Boron (B) is an essential microelement for plants and is constantly needed throughout the plant life due to its function as a structural element of the plant cell wall. B deficiency is a wide-spread problem in agricultural areas world-wide, and management of B nutrition is challenged by sudden occurrences of B deficiency or inconsistent effects of foliar B application. The effects of insufficient B supply on different structures relevant for the plant water status have been heavily researched, but the resulting conclusions are contradictory and no clear picture has so far emerged that fully explains the inconsistencies.B deficiency can affect water uptake by inhibition of root and shoot growth and by upregulation of water channels. Structural damage to xylem vessels can limit water transport to arial plant parts, while water loss can be altered by impaired barrier functions of leaf surfaces and reduced photosynthesis. In consequence of all these effects, transpiration is reduced in B-deficient plants under well-watered conditions. Under drought conditions, the responsiveness of stomata is impaired.Possible consequences of damaged vasculature for plant B nutrition include the reduced effectiveness of foliar B fertilization, especially in species with high B phloem mobility. Changes in leaf surface properties can further reduce B uptake after foliar application.

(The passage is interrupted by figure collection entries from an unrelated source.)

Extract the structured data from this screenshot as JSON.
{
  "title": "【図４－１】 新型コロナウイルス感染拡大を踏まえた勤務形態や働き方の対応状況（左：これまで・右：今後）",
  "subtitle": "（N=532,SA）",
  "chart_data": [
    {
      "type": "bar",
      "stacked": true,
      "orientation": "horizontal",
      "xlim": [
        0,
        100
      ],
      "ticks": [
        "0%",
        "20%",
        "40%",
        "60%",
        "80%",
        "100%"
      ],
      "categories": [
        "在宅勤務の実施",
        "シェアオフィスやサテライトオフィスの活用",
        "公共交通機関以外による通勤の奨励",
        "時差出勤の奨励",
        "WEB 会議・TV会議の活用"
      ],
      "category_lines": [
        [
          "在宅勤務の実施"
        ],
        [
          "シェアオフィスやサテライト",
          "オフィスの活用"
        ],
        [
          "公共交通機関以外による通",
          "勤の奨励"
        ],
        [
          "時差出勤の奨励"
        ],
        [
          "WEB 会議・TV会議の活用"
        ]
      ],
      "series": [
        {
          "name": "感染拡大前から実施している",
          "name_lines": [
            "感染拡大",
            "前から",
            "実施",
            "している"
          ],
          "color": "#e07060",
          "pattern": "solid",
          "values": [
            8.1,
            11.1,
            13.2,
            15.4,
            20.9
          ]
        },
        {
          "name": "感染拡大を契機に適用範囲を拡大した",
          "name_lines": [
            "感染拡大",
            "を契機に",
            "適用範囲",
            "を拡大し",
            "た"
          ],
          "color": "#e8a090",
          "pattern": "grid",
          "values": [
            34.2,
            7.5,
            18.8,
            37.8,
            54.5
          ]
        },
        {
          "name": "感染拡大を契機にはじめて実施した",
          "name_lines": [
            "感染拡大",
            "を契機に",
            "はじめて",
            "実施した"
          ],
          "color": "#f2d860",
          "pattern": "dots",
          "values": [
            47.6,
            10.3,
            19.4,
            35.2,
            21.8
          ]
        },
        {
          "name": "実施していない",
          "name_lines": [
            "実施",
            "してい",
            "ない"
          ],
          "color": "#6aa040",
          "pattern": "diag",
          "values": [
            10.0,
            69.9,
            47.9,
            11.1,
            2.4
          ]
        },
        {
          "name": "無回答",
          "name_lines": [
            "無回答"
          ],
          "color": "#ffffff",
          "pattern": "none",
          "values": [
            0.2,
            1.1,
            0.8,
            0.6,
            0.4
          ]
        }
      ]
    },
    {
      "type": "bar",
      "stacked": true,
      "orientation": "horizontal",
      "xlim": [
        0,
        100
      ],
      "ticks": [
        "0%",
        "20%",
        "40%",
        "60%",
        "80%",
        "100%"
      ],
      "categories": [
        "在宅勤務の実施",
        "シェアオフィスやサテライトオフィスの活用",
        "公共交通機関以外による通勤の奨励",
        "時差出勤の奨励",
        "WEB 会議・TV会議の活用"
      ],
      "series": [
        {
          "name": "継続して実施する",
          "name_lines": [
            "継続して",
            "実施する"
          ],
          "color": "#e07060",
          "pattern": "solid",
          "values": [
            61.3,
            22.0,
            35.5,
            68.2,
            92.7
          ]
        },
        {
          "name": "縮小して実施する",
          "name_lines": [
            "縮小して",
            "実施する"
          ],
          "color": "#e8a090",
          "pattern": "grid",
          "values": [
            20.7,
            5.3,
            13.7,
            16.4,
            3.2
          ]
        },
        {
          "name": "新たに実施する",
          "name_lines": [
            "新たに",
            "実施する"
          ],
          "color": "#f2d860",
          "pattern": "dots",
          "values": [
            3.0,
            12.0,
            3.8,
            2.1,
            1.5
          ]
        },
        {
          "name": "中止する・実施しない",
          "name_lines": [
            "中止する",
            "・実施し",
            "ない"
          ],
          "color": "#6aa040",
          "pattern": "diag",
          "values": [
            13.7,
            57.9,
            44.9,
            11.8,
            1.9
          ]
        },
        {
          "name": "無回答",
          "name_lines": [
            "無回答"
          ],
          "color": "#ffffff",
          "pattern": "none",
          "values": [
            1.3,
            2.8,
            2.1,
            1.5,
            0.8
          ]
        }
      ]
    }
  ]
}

In species with low B phloem mobility, weakened xylem vessels may not be able to supply sufficient B to arial parts under conditions of increased B demand, such as during bud development of trees. Since structural damage to vessels is hardly reversible, these effects could be permanent, even if B deficiency was only transient. Another consequence of reduced water status is the higher susceptibility of B-deficient plants to other abiotic stresses, which also impair water relations, especially drought. Since damage to vasculature can occur before visible symptoms of B deficiency appear in shoots, the importance to develop reliable diagnostic tools for detection of sub-acute B deficiency is highlighted.

► We summarize evidence for effects of boron deficiency on plant water relations.
► Underlying physiological mechanisms are evaluated.
► We discuss the role of boron deficiency in the development of permanent alterations in water status.
► The importance to develop diagnostic tools for detection of sub-acute B deficiency is emphasized.